Take the traditional RAG delivery model. You would build an excellent engine and release it as SaaS, or develop an SI solution tuned to the customer's situation. But now, if you create a versatile, well-adapting seed and just make it growable inside the customer's environment — and provide the right guidance — you can compress timelines dramatically while producing a better-fit product. AutoML and AutoRAG existed before, but the search process was cumbersome and the systems grew enormously bloated just to become adaptable. Now agents can be slim and easily adaptable, and can explore the search space itself.
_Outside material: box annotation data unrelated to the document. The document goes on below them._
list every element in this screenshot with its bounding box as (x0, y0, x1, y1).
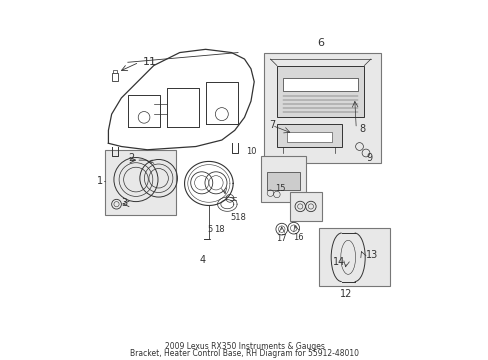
Text: 12: 12 (340, 289, 352, 299)
Bar (266, 172, 299, 190)
Text: 9: 9 (365, 153, 371, 163)
Bar (264, 53, 380, 163)
Text: 15: 15 (275, 184, 285, 193)
Bar (113, 70, 116, 73)
Text: 5: 5 (207, 225, 212, 234)
Text: 17: 17 (276, 234, 286, 243)
Bar (260, 156, 305, 202)
Text: 11: 11 (142, 57, 156, 67)
Text: 4: 4 (199, 255, 205, 265)
Text: 14: 14 (332, 257, 344, 266)
Text: 7: 7 (268, 121, 274, 130)
Text: 18: 18 (213, 225, 224, 234)
Bar (276, 124, 341, 147)
Bar (318, 228, 389, 286)
Text: 2009 Lexus RX350 Instruments & Gauges: 2009 Lexus RX350 Instruments & Gauges (164, 342, 324, 351)
Text: 2: 2 (127, 153, 134, 163)
Text: 518: 518 (229, 213, 245, 222)
Text: 16: 16 (292, 233, 303, 242)
Bar (283, 78, 357, 91)
Bar (286, 132, 331, 142)
Text: 8: 8 (359, 124, 365, 134)
Bar (105, 150, 176, 215)
Text: 3: 3 (121, 198, 127, 208)
Text: 13: 13 (365, 250, 378, 260)
Bar (276, 66, 364, 117)
Text: Bracket, Heater Control Base, RH Diagram for 55912-48010: Bracket, Heater Control Base, RH Diagram… (130, 349, 358, 358)
Text: 10: 10 (245, 147, 256, 156)
Text: 1: 1 (97, 176, 103, 185)
Bar (289, 192, 322, 221)
Bar (111, 73, 118, 81)
Text: 6: 6 (317, 38, 324, 48)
The question that matters now is not "how capable is the model?" but "how harness-ready is the environment?" Whether observable state — logs, metrics, evaluation sets, diff history — is in place; whether comparable metrics can consistently judge improvement across experiments; whether rollback units are small enough to make failure cheap; whether a promotion policy exists for graduating repeated successes into skills and pruning deprecated procedures. Without these, a system accumulates noise over time instead of learning.

And this is not a set-it-and-forget-it affair. After deployment, continuous performance evaluation and drift detection have to keep running, and rollback, version control, permission management, security, and observability all have to hold it up. Paradoxically, this is exactly where code matters again. The code that implements features matters less, but the code that defends the robustness of all these frameworks matters enormously. On the infrastructure side, too, the weight grows on the tools and the safe workspace an agent operates in, and on the memory that accumulates execution — semantic, working, episodic, procedural. A slim agent inside a well-designed harness outperforms a capable agent without one, on both performance and cost. The moat is not the model's capability — it is the thickness of the environment that lets the model keep adapting on site.

References

Karpathy, Andrej. "autoresearch." GitHub, 2026.

"How Arize Skills Improved RAG Recall from 39% to 75% in 8 Hours." Arize Blog, 2026.

Addy Osmani. "Building Reliable Long-Running AI Agents." Addyo Substack, 2026.

Khattab, Omar, et al. 2023. "DSPy: Compiling Declarative Language Model Calls into Self-Improving Pipelines." arXiv 2310.03714.

"MACLA: Multi-Agent Collaboration via Layered Abstraction." arXiv 2512.18950.

"SkillOpt: Optimizing Natural Language Skill Descriptions for AI Agents." arXiv 2605.23904.

"Omni-SimpleMem: Autonomous Discovery of Multimodal Lifetime Memory Systems." arXiv 2604.01007.

DeepMind. "Advancing Mathematics Research with AI-Driven Formal Proof Search." arXiv 2605.22763, 2026.